The United Nations Office for the Coordination of Humanitarian Affairs reported on the emergency situation in Gaza. Over 1,764 have been injured by Israel's assault so far. More than five hundred are children.
The assault has displaced 22,900 people and fifty percent of "sewage pumping and treatment centers" no longer are operating.
Palestinian militant groups have continued to fire rockets into Israel. Primarily, those rockets have only killed one person and maybe injured 26 people. Most have been landing in open areas or have been intercepted by the US-funded Iron Dome system.
It is estimated that 96,400 Palestinians are now in need of "shelter assistance" because of destruction or damage to their homes.
On July 14, Norwegian doctor Mads Gilbert, who is in Gaza, told "Democracy Now!" about the staff at the Al Shifa Hospital, where many children attacked by Israel are being brought.
He described:
...The Palestinian hospitals are denied a constant supply of energy, of water, of disposables, medical drugs--all the items you need to run a university-level hospital. And on top of this, on top of this total drainage of resources from the siege, they are now exposed to this constant and very large flow of very severely injured. And they are not crippled. On the contrary, they stand tall. They have doubled or tripled their shifts. They do 24-hour shifts. Everyone is extremely tired and exhausted, but they don't yield. They don't leave their positions. And yesterday, the hospital director in Shifa, Dr. Nasr's home was completely bombed and destroyed by the Israeli forces. And we have, of course, nurses and doctors and other ambulance drivers being injured and even killed. So, I think it's important to understand that the Palestinians, yes, they are suffering, but they are not begging. Yes, they are oppressed, but they are standing extremely strong together in this time of crisis...
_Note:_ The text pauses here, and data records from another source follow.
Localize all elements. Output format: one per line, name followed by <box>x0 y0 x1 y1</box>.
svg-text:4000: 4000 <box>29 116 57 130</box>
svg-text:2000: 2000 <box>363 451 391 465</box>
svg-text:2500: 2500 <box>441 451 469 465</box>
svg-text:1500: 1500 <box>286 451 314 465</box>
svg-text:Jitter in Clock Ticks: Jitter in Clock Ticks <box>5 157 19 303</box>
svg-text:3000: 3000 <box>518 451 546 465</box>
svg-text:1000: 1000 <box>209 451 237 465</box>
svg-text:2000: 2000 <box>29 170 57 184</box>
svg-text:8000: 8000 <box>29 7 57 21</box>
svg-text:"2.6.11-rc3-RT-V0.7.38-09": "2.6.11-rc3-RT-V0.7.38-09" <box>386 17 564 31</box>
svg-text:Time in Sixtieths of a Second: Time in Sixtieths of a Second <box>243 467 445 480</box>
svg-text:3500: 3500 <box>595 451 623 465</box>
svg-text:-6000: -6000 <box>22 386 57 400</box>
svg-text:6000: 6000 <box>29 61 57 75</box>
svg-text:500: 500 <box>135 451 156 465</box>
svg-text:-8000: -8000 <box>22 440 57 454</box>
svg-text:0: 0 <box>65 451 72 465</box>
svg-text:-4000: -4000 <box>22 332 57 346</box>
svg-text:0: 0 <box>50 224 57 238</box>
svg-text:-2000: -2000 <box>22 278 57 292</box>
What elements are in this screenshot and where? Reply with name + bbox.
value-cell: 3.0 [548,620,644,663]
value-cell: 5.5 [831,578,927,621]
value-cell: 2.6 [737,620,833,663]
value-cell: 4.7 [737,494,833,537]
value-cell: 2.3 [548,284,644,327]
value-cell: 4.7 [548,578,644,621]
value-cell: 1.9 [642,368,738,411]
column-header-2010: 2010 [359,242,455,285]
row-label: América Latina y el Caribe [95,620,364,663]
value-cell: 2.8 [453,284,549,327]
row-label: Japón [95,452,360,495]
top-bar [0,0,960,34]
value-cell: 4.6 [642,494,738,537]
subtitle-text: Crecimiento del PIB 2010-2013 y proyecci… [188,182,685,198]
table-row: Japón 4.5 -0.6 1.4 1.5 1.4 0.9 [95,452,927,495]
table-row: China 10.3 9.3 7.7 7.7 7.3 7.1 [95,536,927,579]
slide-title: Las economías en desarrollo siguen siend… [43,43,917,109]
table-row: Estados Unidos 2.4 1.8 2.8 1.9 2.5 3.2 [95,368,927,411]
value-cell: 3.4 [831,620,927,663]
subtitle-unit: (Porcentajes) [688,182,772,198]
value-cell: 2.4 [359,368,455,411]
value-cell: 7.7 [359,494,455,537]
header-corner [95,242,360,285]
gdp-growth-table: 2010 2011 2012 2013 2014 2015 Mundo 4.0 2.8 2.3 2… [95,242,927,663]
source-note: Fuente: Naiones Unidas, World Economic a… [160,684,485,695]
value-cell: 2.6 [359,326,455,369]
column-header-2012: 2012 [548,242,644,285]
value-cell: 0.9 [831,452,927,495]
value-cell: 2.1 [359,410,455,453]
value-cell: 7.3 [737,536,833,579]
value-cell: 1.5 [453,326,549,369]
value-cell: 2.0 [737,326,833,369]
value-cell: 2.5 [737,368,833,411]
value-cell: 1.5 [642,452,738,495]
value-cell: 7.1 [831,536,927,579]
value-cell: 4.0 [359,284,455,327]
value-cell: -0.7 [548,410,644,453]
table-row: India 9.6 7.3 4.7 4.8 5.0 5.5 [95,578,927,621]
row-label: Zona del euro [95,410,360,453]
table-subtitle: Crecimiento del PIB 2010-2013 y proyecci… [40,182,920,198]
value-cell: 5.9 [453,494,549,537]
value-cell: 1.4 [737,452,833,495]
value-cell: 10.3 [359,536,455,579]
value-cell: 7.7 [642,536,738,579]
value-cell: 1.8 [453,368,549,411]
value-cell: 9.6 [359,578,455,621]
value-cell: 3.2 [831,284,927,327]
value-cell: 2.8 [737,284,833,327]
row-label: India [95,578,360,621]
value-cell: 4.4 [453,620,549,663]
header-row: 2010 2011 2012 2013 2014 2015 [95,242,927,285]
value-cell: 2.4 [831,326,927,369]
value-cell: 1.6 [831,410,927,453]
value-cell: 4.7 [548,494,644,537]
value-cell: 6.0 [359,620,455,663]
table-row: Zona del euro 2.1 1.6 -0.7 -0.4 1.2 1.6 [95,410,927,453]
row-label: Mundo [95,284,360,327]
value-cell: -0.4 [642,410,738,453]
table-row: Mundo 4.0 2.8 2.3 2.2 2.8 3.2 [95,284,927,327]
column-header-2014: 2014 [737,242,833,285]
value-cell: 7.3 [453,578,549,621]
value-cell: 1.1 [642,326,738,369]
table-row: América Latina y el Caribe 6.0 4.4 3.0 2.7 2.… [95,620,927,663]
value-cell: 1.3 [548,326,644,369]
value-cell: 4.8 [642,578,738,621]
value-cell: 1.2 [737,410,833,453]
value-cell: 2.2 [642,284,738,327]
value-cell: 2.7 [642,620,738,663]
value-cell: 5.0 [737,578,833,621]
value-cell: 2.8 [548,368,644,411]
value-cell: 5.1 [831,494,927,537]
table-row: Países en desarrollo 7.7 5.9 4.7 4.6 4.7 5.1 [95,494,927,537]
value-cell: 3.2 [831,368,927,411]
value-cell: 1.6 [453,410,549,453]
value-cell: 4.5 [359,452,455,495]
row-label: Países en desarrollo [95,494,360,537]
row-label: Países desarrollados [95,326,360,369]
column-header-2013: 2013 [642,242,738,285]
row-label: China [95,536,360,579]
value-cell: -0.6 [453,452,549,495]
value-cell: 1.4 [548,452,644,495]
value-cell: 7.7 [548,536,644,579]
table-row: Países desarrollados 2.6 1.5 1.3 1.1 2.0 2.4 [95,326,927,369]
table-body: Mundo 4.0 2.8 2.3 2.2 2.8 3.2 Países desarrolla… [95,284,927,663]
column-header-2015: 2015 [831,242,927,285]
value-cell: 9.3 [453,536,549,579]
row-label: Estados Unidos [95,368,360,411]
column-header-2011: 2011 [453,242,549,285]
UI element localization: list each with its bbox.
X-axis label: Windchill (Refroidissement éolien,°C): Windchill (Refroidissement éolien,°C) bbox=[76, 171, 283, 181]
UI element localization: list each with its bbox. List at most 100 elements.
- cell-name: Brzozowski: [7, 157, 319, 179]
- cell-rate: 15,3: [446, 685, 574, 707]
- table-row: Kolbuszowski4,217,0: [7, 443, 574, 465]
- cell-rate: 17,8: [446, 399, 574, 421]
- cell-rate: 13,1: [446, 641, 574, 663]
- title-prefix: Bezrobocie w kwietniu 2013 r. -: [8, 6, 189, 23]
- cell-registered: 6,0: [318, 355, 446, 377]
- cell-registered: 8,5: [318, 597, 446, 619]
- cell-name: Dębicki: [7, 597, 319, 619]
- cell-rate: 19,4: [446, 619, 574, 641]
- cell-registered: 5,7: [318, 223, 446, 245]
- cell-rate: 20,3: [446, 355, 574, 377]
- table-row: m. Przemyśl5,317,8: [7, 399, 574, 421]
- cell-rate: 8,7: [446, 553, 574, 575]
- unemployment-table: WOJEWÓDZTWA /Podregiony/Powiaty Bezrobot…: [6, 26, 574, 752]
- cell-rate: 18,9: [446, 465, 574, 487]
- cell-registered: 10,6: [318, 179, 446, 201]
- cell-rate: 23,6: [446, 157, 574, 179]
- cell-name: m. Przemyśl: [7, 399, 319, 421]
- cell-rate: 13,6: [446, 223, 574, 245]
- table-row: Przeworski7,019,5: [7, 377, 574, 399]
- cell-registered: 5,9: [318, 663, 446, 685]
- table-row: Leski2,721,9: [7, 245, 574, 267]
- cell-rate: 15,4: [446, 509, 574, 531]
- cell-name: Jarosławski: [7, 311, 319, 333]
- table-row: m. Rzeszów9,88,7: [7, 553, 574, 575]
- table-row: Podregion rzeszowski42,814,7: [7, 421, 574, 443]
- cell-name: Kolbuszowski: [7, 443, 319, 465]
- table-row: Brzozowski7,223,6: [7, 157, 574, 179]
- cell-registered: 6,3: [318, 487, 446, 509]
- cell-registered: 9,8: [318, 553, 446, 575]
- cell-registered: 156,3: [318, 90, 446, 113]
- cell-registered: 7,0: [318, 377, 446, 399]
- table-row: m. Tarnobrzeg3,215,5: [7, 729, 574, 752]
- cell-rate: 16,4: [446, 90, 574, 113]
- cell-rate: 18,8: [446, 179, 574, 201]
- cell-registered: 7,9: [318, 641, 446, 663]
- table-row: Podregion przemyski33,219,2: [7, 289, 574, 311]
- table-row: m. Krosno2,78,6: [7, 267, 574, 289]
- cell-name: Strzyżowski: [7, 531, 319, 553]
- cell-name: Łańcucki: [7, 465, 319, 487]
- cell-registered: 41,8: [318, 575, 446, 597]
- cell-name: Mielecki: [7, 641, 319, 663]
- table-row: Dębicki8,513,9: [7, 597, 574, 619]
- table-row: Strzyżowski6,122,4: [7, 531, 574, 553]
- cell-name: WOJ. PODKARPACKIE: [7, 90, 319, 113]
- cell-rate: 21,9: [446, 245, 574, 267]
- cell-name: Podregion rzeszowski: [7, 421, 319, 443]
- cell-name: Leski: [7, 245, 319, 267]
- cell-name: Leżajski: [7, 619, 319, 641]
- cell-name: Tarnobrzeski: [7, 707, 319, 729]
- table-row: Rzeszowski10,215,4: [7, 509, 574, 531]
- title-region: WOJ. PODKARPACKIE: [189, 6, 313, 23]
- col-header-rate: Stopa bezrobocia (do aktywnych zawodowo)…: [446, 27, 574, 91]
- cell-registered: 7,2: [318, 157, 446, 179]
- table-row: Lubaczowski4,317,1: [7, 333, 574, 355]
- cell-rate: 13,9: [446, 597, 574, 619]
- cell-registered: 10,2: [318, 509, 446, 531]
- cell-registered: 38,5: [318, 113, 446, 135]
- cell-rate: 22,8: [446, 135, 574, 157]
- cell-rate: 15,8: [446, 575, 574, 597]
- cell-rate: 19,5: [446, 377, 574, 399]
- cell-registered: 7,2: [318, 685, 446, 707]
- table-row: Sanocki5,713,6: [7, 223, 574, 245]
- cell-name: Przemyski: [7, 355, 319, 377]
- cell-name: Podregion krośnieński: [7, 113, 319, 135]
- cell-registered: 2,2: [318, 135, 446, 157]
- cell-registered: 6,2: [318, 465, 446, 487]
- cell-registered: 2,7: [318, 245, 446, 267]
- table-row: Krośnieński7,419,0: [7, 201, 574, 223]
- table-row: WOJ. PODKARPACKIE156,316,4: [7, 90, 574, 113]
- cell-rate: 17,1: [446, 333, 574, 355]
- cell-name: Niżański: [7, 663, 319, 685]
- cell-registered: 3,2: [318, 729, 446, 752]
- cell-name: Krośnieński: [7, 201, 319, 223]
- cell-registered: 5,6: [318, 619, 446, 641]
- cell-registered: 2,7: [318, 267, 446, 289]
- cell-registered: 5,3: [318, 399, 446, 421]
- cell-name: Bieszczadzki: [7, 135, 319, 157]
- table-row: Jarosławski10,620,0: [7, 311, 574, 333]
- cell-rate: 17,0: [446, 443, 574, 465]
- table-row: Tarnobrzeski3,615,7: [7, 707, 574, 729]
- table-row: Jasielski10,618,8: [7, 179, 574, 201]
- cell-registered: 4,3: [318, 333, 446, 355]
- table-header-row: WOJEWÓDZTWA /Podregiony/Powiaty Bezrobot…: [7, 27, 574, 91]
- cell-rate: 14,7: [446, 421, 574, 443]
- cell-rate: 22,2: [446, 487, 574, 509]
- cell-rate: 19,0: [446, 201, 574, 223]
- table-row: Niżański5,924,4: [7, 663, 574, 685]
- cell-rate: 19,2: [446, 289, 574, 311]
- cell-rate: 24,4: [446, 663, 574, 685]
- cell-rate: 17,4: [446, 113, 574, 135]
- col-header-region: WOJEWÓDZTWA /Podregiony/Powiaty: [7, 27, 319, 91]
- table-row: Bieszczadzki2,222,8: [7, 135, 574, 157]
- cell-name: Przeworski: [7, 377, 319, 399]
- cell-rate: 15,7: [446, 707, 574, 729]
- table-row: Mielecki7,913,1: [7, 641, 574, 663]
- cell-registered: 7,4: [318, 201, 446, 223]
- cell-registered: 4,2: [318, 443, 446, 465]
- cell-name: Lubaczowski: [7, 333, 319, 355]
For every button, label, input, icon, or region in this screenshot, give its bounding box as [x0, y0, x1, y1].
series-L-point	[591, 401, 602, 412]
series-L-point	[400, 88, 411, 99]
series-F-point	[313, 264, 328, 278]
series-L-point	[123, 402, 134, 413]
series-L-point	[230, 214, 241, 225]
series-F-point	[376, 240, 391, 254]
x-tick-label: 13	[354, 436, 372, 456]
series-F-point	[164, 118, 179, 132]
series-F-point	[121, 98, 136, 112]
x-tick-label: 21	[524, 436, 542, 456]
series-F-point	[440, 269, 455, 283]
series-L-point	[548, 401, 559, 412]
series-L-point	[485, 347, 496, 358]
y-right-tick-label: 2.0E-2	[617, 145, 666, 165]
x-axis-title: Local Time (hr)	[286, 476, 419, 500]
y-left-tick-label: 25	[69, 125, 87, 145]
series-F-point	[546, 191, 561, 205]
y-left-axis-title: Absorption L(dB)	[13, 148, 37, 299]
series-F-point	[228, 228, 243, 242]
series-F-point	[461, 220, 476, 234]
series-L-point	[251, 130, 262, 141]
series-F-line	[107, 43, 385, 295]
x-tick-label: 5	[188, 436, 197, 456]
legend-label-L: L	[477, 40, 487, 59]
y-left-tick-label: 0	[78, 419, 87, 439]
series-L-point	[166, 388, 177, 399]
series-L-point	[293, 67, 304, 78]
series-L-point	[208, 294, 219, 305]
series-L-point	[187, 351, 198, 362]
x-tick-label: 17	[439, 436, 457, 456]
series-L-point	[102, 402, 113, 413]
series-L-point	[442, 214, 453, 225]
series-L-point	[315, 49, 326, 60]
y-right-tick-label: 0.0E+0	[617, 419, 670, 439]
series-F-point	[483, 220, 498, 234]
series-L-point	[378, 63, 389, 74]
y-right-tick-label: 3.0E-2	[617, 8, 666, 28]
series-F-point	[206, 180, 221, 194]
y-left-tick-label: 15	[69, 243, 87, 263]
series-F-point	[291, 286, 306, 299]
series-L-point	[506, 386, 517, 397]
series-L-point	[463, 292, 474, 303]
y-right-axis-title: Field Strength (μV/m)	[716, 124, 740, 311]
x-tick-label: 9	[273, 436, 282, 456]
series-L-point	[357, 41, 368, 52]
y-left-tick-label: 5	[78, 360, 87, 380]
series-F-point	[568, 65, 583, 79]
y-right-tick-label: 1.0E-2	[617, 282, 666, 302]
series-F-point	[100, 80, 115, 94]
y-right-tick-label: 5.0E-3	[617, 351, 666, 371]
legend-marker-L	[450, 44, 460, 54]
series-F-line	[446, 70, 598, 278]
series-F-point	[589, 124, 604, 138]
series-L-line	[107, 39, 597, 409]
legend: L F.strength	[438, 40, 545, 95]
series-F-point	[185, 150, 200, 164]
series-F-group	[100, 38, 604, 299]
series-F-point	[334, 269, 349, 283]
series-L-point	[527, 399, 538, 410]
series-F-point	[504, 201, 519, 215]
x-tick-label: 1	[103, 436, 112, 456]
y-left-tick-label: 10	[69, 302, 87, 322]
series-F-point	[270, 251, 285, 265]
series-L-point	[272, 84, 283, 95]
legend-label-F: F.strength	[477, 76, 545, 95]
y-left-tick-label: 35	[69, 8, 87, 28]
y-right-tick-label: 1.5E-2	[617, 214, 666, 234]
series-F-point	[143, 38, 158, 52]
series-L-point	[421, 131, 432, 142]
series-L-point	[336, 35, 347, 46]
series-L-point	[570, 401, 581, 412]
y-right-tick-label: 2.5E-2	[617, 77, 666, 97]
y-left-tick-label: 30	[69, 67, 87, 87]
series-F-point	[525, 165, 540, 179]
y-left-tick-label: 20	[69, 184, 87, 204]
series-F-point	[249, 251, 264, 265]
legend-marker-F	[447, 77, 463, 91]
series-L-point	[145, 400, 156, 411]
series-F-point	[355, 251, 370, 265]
If one can imagine, the crisis has deteriorated even further.
Medical Aid for Palestinians published an update yesterday, which indicated how the head of the burns unit at the hospital was struggling:
Dr. Nafiz and his team of nine doctors are working in 24-hour shifts as they try to deal with the influx of patients but they are struggling to cope due to severely limited resources and the dangerous journey to the hospital. One of the burns team has already been prevented from working because the airstrikes make it too unsafe for him to travel from his home in the south. Only one bed is empty in the burns unit and the shortages in medical items have become even more severe in recent days. The unit has only received about 30% of the basic items they have asked for. "We never had this shortage in the most basic items before," Dr. Nafiz says, "In the past, what we ask for we get." At this point the burns unit will run out of the most essential medical supplies in just one week.
Yet, again, it has only gotten worse since the ground invasion began yesterday.
This could all easily be stopped. The United States government could pressure Israel to withdraw forces and stop its assault on Gaza. However, it won't. It has given full support to Israel, even going along with the propaganda that any carnage that happens now is primarily Hamas' fault because the group rejected a ceasefire proposal.